Klavier als Boombox und Orchester

Wenn ein Klavier komische Geräusche macht - rumpelt, knattert, klirrt – dann wird normalerweise jemand gerufen, der es repariert. Der Düsseldorfer Pianist Volker Bertelmann – genannt Hauschka – fängt da erst an zu spielen. Er präpariert das Klavier so, bis es gar nicht mehr nach Klavier klingt – sondern wie eine Boombox, ein Orchester. Klebestreifen, Kinderrassel, Filzkeile, Holzstäbe, Kronkorken, Plastikmüll und Radiergummi - mit ein bisschen Plunder im Klavier entstehen plötzlich völlig neue Sounds.

Mehr als ein Instrument
"Für mich ist ein Klavier ein Möbelstück, fast ein Haus", schwärmt Hauschka. "Wenn man da sein Ohr rein hält und das Pedal runterdrückt, entsteht plötzlich ein Raum, als würde man durchs Weltall gebeamt. Und es macht dann boooom! Dann fängt das an zu atmen."

Hauschka blickt in einen offen Flügel, es sind Tischentennisbälle und kleine Rasseln auf den Saiten zu sehen

Der Blick in den Flügel

In seinem Klavier sieht es aus wie in einem unaufgeräumten Kinderzimmer. Die Idee des "prepared piano" kommt aus der Neuen Musik. John Cage, die große Referenz. Aber Hauschka ist der einzige Pianist, der sein Klavier präpariert, um dann harmonisch in Dur und Moll zu spielen.
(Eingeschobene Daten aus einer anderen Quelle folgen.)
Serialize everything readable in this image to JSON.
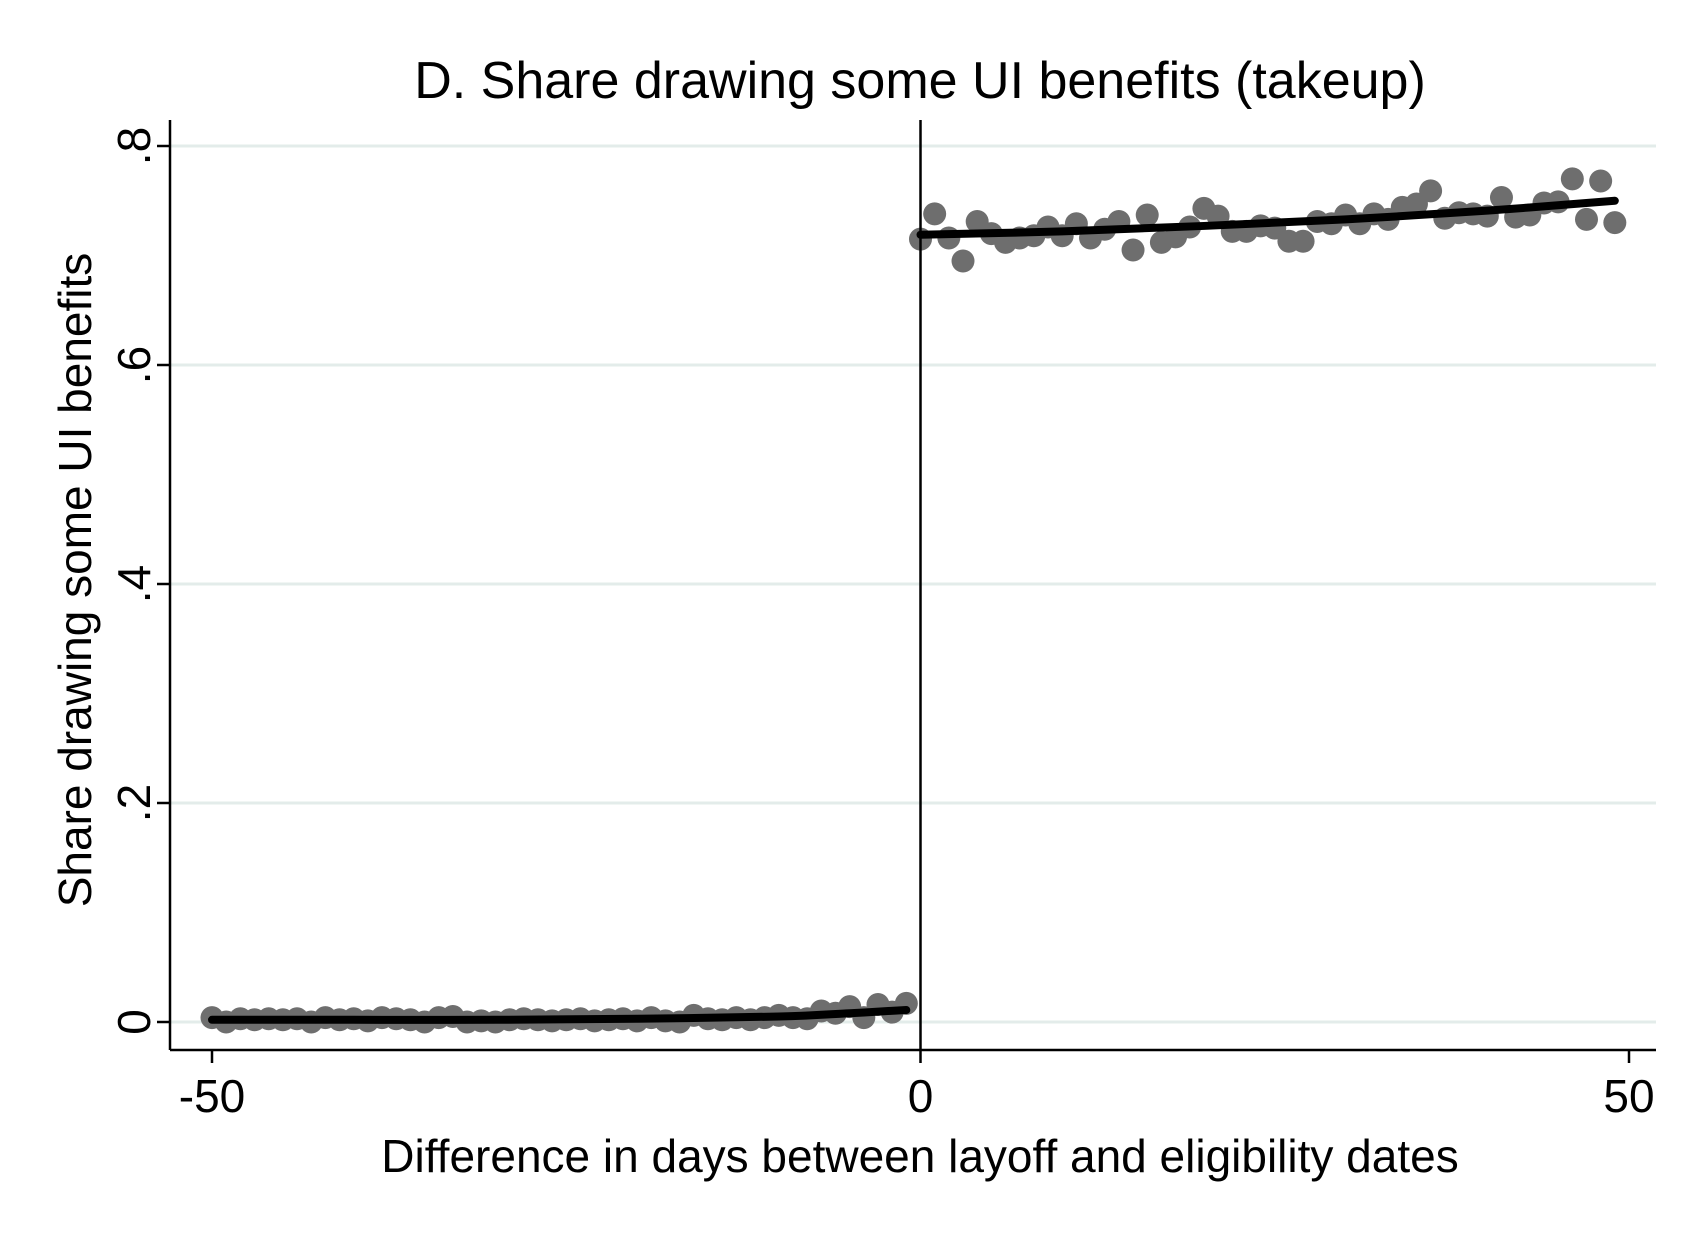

Kleiner Helfer, großer Effekt
Hauschka zeigt uns seine Tricks. Der "Punch" in seinen Rhythmen kommt zum Beispiel von einer kleinen Trommel, die er in der Türkei gekauft hat. "Die ist eigentlich ein Kinderinstrument. Und ich lege die eigentlich nur auf die Saiten. Dadurch verändert sich aber der Sound, indem der Trommelsound noch oben drauf addiert wird. Damit kann man tolle Rhythmen spielen."

Hauschka im Interview

Hauschka im Interview

Im Klavier befindet sich auch ein kleiner Wasserflaschendeckel. Mit erstaunlicher Wirkung. "Den Deckel benutze ich gerne, weil man zum Trommel-Sound zusätzlich ein zufälliges Geraschel bekommt. Das entwickelt dann so eine Art eigenen Rhythmus", lacht Hauschka. "Der Rhythmus geht über das hinaus, was ich eigentlich spiele. Und das macht unglaublich viel Spaß, weil das nicht ich bin, sondern ein Teil, das sich von alleine bewegt."

Lust auf neue Experimente
Hauschka ist ein notorischer Abbrecher: Klavierunterricht – abgebrochen, Medizinstudium – abgebrochen, BWL-Studium… na, raten Sie mal. Mit seinem Cousin hatte er mal eine erfolgreiche HipHop-Band, mit großem Platten-Deal, Vorgruppe der Fantastischen Vier. Aber auch das war nicht für die Ewigkeit.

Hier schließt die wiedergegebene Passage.